I'm preparing to start a podcast here in Montana, and intend to cover some stories from the reservations. What do you think are some of the most pressing issues for Native Americans that urgently need more in-depth coverage?

LeviRickert3 karma

Please follow Native News Online on regular basis. We cover the issues such as sovereignty, mascots, court cases, among others that highlight the top issues impacting Native people today.

anonymous5432102 karma

What are some of the top current news topics related to your tribe or Native Americans in general?

LeviRickert5 karma

The threat to tribal sovereignty. Here is one article that is about a real threat posted on Native News Online on Saturday:


LunoLife2 karma


LeviRickert3 karma

The First Nations people are fighting for environmental justice. Additionally, there is high concern about missing Native women missing and murdered at outrageous rates.

kierkegaardians1 karma

Thank you so much for taking time out of your day to do this, Mr. Rickert.

How has the current administration impacted the Native American community and what stories are left out of mainstream media that you feel we should know about?

LeviRickert2 karma

The current administration is not favorable towards American Indian concerns overall...There is a major erosion of our sovereign rights that is currently unfolding that will have negative impacts on Indian Country for a long time.

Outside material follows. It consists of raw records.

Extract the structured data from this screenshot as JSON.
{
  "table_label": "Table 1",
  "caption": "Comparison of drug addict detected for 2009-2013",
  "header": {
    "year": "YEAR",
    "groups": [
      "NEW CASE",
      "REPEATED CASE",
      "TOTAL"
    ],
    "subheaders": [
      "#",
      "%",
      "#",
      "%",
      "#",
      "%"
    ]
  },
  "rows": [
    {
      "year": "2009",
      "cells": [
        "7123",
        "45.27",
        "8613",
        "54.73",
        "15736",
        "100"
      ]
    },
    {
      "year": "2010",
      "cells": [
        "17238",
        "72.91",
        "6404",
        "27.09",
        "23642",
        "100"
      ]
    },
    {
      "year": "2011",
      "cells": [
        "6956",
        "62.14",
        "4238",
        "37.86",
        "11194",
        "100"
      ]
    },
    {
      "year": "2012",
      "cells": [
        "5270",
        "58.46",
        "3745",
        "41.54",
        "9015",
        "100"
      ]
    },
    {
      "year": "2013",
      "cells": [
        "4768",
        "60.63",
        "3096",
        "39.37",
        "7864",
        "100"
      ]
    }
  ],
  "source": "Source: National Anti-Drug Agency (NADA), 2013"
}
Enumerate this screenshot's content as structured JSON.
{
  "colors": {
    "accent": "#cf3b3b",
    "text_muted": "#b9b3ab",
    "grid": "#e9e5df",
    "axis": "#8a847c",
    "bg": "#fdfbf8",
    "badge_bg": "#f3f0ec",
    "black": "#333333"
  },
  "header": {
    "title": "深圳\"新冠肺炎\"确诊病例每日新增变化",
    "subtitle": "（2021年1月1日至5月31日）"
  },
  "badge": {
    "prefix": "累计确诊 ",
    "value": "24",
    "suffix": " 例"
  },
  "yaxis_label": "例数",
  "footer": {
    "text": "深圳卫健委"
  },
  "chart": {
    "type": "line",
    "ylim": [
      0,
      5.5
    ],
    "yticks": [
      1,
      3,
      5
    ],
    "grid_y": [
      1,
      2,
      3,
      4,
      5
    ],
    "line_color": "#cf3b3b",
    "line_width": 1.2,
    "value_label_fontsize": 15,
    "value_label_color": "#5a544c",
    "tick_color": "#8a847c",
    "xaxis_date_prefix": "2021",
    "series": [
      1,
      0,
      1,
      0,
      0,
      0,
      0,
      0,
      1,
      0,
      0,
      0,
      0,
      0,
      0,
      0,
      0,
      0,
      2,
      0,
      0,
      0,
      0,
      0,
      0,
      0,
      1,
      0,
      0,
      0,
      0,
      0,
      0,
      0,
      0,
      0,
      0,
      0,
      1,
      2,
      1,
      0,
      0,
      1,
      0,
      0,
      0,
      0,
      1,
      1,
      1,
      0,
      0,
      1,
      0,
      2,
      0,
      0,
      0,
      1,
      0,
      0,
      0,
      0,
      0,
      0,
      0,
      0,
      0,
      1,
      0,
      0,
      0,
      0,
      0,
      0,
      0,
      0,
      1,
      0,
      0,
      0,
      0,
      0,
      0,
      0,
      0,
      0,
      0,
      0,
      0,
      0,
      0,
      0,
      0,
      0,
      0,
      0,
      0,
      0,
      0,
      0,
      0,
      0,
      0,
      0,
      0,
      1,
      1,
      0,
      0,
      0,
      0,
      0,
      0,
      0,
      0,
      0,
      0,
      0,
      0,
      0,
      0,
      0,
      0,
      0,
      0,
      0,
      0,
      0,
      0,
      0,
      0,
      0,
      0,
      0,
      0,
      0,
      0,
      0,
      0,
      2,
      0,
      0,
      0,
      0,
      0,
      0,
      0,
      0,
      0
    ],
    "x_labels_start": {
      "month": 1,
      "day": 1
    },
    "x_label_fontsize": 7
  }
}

jimhalpertignorantsl0 karma


LeviRickert3 karma

Embrace your Native heritage with pride and humility.

Charemanmeow-2 karma

Would a protest asserting your views help you, or would it hurt you?

LeviRickert6 karma

I believe educating non-Native people is the best means. Even our lawmakers are ignorant as to many our reasons for the positions we take when it comes to American Indian sovereignty, concerns, history and treaties.

LieutenantLithium-2 karma

I am so happy that you are doing this. I may not be a Native American but I firmly believe that your history and culture out weighs the importance of a man who wasn’t the first person to discover the new world. As a fan of history, I hope that you are represented as the man who made today’s holiday what it should be called. How long have you been advocating this change and since then have you made any big break throughs?

LeviRickert6 karma

I have been involved with American Indian rights issues for decades...I do like the progress being made.

Nokipeura-7 karma

what's your favorite brand of whiskey?

LeviRickert2 karma

I'm a non-alcoholic drinker...no clue!

MartyVanB-10 karma

Where are they still teaching that Columbus "discovered" America?

LeviRickert8 karma

The concept is still being taught in many schools.